Valori e obiettivi sono, per definizione, qualcosa a cui l’individuo attribuisce importanza, ma non sono sinonimi. Verso un valore si può solo tendere, un obiettivo è una meta raggiungibile. Una seria intenzione al cambiamento presuppone sempre, come tappe intermedie, obiettivi realizzabili e come direzione uno o più valori che possono essere, sì, incoraggiati, ma non indotti dall’esterno ma vanno “costruiti” in modo consapevole e deliberato.

L’ autocontrollo

Il secondo requisito consiste nella capacità di prevedere le conseguenze a lungo termine delle proprie azioni, di non reiterare le vecchie abitudini. In una parola, un cambiamento per compiersi richiede autocontrollo: è difficile che una persona sprovvista di un minimo di autocontrollo possa tenere a bada quella parte di sé che la spinge verso i soliti comportamenti.
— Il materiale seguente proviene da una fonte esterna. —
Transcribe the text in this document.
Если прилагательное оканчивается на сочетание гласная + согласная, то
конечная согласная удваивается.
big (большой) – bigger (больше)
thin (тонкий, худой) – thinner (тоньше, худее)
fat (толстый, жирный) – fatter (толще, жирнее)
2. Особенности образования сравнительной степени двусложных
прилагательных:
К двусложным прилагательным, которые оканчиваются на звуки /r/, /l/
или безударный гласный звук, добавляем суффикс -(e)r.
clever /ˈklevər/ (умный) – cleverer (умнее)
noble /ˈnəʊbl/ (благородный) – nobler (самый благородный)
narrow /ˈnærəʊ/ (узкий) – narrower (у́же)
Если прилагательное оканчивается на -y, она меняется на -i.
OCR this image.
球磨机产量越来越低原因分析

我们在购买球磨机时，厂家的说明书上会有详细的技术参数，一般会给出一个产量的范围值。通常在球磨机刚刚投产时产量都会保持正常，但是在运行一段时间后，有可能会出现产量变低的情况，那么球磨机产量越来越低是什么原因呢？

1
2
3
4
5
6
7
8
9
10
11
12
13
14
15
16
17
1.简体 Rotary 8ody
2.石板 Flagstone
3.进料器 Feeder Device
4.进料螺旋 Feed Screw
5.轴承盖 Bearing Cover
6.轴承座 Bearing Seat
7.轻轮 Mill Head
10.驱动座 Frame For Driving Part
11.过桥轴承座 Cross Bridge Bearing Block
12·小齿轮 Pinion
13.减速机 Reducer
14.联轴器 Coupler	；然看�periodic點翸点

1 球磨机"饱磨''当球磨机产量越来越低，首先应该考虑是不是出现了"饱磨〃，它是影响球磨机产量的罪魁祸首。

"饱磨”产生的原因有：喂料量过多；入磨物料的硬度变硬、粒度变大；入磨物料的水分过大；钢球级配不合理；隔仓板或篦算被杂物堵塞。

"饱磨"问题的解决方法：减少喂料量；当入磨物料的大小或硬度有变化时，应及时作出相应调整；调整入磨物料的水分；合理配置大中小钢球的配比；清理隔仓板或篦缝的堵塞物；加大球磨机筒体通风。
La flessibilità comportamentale del cambiare

La capacità di adattare le azioni alle circostanze e alle esigenze ambientali, di astenersi dall’agire quando le condizioni esterne non lo consentono e di attivarsi, invece, quando ciò è possibile. 

Questa è una larga panoramica su cosa significa cambiare. Ma quali sono le parti che ci rendono le cose difficili? Vediamole insieme.

1. La parte attaccamento

È la parte più fanciullesca che abbiamo, sempre alla ricerca di complimenti, sorrisi, affetto e parole che possano rincuorarla. È quella che ha bisogno di conferme esterne quando deve prendere una decisione importante, ed è sempre desiderosa di consigli e approvazione. È quella che ci aiuta a richiamare l’aiuto e la vicinanza degli altri.

2. La parte sottomessa

È la parte più spaventata: ha una forte paura della solitudine, dell’idea di non farcela e della mancanza di affetti e farebbe di tutto pur di compiacere gli altri. Quando è fortemente attiva, può farti sentire completamente “sbagliato” e far emergere in te grande vergogna.

3. La parte fuga

Questa parte è in perenne fuga, appunto: fugge dall’intimità, dalle emozioni e dalle situazioni che possono innescare tensione. È spesso l’artefice della procrastinazione.

4. La parte congelamento

Tutte le parti sono emerse in un contesto di sviluppo inadeguato, fatto di omissioni e abusi. Quando questo contesto di sviluppo diviene estremamente drammatico, emerge una parte che per tollerare le esperienze dolorose si paralizza, congela ogni emozione.

5. La parte attacco

È indubbiamente la parte più “severa” di ognuno di noi. Si comporta come una parte tradita, perché di fatto si è generata in seguito a forti ingiustizie subite. È smaniosa di controllo e riscatto, ipervigile, estremamente giudicante e piena di rabbia.

6. La parte negazionista

È la più difficile da identificare. Questa parte nega e minimizza i torti e i danni subiti. Riesce ad anestetizzare il dolore e usa un meccanismo di difesa molto primitivo: la negazione. 

7. La parte idealizzante

È la parte che, al fine di salvaguardare il legame con l’altro importante, l’ha idealizzato mantenendone così un’immagine totalmente buona, in contrasto con i fatti effettivamente sperimentati nell’esperienza.

Una volta aperto lo spiraglio del cambiamento, essendo basato sull’esperienza e sull’emozione, si rafforza la consapevolezza personale della propria capacità di intervenire sulla realtà. Ci si sente più capaci. A questo punto non è contemplata la possibilità di tornare indietro.